On the cruelty of trying to be a software engineer

Thursday, April 8th, 2010

Last month I had the chance to go back to Carnegie Mellon, the place where I studied 17 years ago. It was a great experience to see how the place has changed and to meet again good old friends. I was given the chance to give an alum presentation that I decided to title “On the cruelty of really applying what you learn in the MSE (Masters of Software Engineering)”. The title was inspired on Dijkstra’s manuscript “On the cruelty of really teaching computer science”, which is very, very interesting, because it describes how sometimes we fail to recognize some things that are radical novelties as such. The problem in these cases, according to Dijkstra, is that we try to link the radical novelty to what we already know, the new to the old, and, according to him, these attempts are doomed, because what we know is “hopelessly inadequate”. I used this title because applying what I learned in that program is also cruel in some ways. First, because what you learn there is fundamental, so some things can’t be applied directly, second, because some things are novel, so they can’t be applied immediately, and third, because our field is too wide, so some things might not be useful to all students.
But there’s also the cruelty of trying to be a software engineer. Many say that software development is not an engineering discipline because it’s not mature enough. Dijkstra used to say that it’s a doomed discipline because it’s an attempt to apply something familiar (engineering) to a radical novelty. Others say that developing software is more an art than an engineering discipline. And traditional engineers, when you explain them that physics and chemistry are of little relevance for developing software say “if it doesn’t require physics or chemistry, then it’s not engineering”.
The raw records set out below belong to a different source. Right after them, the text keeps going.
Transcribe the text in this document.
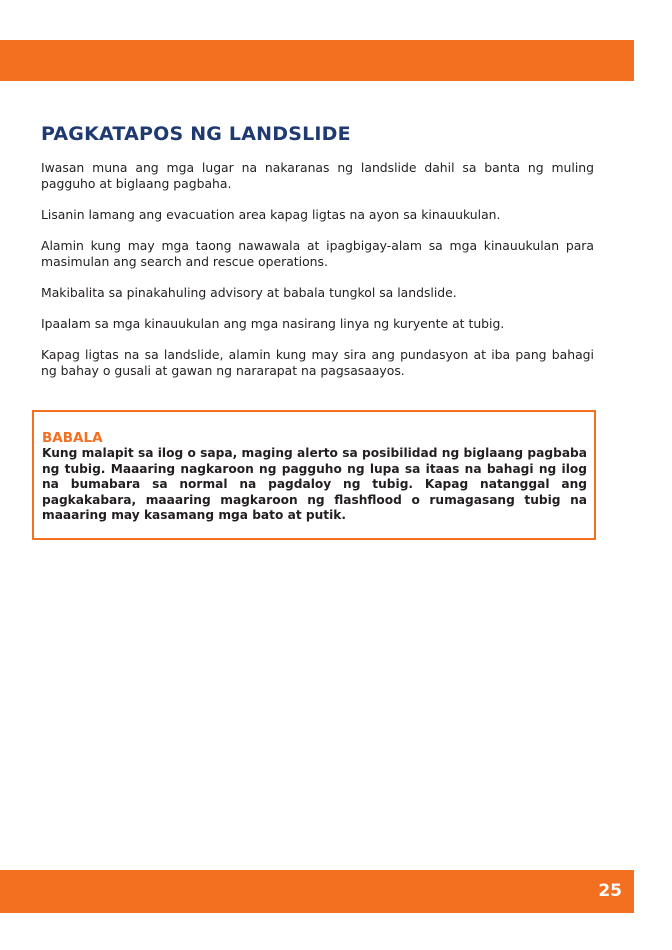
PAGKATAPOS NG LANDSLIDE

Iwasan muna ang mga lugar na nakaranas ng landslide dahil sa banta ng muling pagguho at biglaang pagbaha.

Lisanin lamang ang evacuation area kapag ligtas na ayon sa kinauukulan.

Alamin kung may mga taong nawawala at ipagbigay-alam sa mga kinauukulan para masimulan ang search and rescue operations.

Makibalita sa pinakahuling advisory at babala tungkol sa landslide.

Ipaalam sa mga kinauukulan ang mga nasirang linya ng kuryente at tubig.

Kapag ligtas na sa landslide, alamin kung may sira ang pundasyon at iba pang bahagi ng bahay o gusali at gawan ng nararapat na pagsasaayos.

BABALA

Kung malapit sa ilog o sapa, maging alerto sa posibilidad ng biglaang pagbaba ng tubig. Maaaring nagkaroon ng pagguho ng lupa sa itaas na bahagi ng ilog na bumabara sa normal na pagdaloy ng tubig. Kapag natanggal ang pagkakabara, maaaring magkaroon ng flashflood o rumagasang tubig na maaaring may kasamang mga bato at putik.

25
But let me get to Dijkstra’s argument, which is very interesting. How many times did we make mistakes in the past by trying to apply practices from other engineering disciplines that were not adequate for software? Is that the case of many things we tried to copy from manufacturing? Is that the root cause of the “waterfall mentality” that still persists in many places? I think that saying “All previous engineering knowledge is useless for developing software” is clearly wrong. But we should also be more careful when we try to use things from other disciplines. And this applies not only to people like me that want to inspire in traditional engineering, but also to people that claim that software is an art (I’m talking here about developing large software systems, not the “art of programming” that Knuth described so well).